Lobbyist suggests liquor stores could be next if public schools get tax exemption!
(Not an April fools joke)
Yesterday a lobbyist for the New Hampshire Municipal Association (formerly the LGC) testified for a second time against HB662, a bill that would provide property tax relief to public charter schools and redirect the money to teachers and students.
During testimony a lobbyist representing NHMA suggested that if the state were to exempt these public schools from property taxes, that liquor stores in strip malls could be next. (click here for video) Students in the audience appeared distressed at what they had heard.
This is the same group/lobbyist that had previously suggested (audio file here), that instead of requiring their clients to refund property taxes to these public schools that charter schools should take money from a program designed for poor people.
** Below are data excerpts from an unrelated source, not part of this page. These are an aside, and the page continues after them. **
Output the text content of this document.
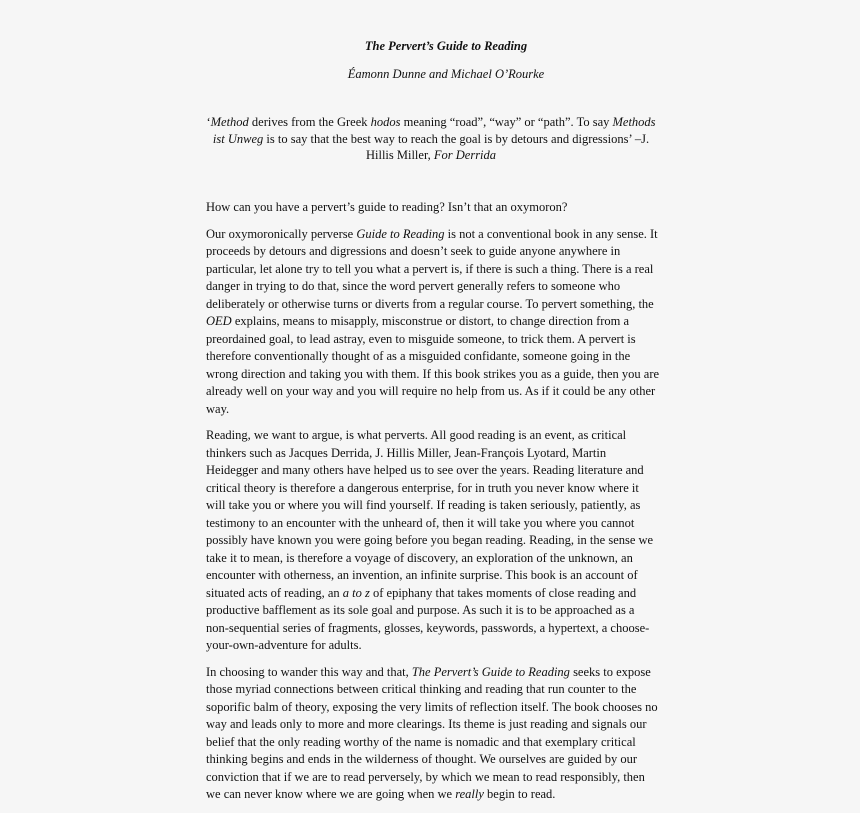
The Pervert’s Guide to Reading
Éamonn Dunne and Michael O’Rourke
‘Method derives from the Greek hodos meaning “road”, “way” or “path”. To say Methods ist Unweg is to say that the best way to reach the goal is by detours and digressions’ –J. Hillis Miller, For Derrida

How can you have a pervert’s guide to reading? Isn’t that an oxymoron?

Our oxymoronically perverse Guide to Reading is not a conventional book in any sense. It proceeds by detours and digressions and doesn’t seek to guide anyone anywhere in particular, let alone try to tell you what a pervert is, if there is such a thing. There is a real danger in trying to do that, since the word pervert generally refers to someone who deliberately or otherwise turns or diverts from a regular course. To pervert something, the OED explains, means to misapply, misconstrue or distort, to change direction from a preordained goal, to lead astray, even to misguide someone, to trick them. A pervert is therefore conventionally thought of as a misguided confidante, someone going in the wrong direction and taking you with them. If this book strikes you as a guide, then you are already well on your way and you will require no help from us. As if it could be any other way.

Reading, we want to argue, is what perverts. All good reading is an event, as critical thinkers such as Jacques Derrida, J. Hillis Miller, Jean-François Lyotard, Martin Heidegger and many others have helped us to see over the years. Reading literature and critical theory is therefore a dangerous enterprise, for in truth you never know where it will take you or where you will find yourself. If reading is taken seriously, patiently, as testimony to an encounter with the unheard of, then it will take you where you cannot possibly have known you were going before you began reading. Reading, in the sense we take it to mean, is therefore a voyage of discovery, an exploration of the unknown, an encounter with otherness, an invention, an infinite surprise. This book is an account of situated acts of reading, an a to z of epiphany that takes moments of close reading and productive bafflement as its sole goal and purpose. As such it is to be approached as a non-sequential series of fragments, glosses, keywords, passwords, a hypertext, a choose-your-own-adventure for adults.

In choosing to wander this way and that, The Pervert’s Guide to Reading seeks to expose those myriad connections between critical thinking and reading that run counter to the soporific balm of theory, exposing the very limits of reflection itself. The book chooses no way and leads only to more and more clearings. Its theme is just reading and signals our belief that the only reading worthy of the name is nomadic and that exemplary critical thinking begins and ends in the wilderness of thought. We ourselves are guided by our conviction that if we are to read perversely, by which we mean to read responsibly, then we can never know where we are going when we really begin to read.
During the hearing, school Director Jennifer Cava testified that her school is forced to pay twice as much in property taxes as it can budget for student textbooks!
After the hearing I spoke with a group of students. It was clear that they were disappointed in the process and some of the legislators. Students expressed appreciation however to Senator Kevin Avard for allowing them speak and Senator David Watters for his support.
BACKGROUND ON THIS ISSUE
PROPERTY TAX EXEMPTIONS
New Hampshire RSA 72:23 offers property tax exemptions for certain entities in New Hampshire including public schools & charitable organizations that own their own buildings/land.
1. NH public charter schools do not receive building or construction aid to purchase their own facility.
2. New Hampshire state law RSA 194-b:5 prohibits public charter schools from incurring long-term debt until they have been in operation for more than five years.
Many public charter schools are forced to pay tens of thousands of dollars in property taxes that they should not.
HOW TO FIX
HB662 would modify RSA 72:23 granting New Hampshire public charter schools that lease facility space from an entity that is not tax exempt, a reimbursement for the amount they paid.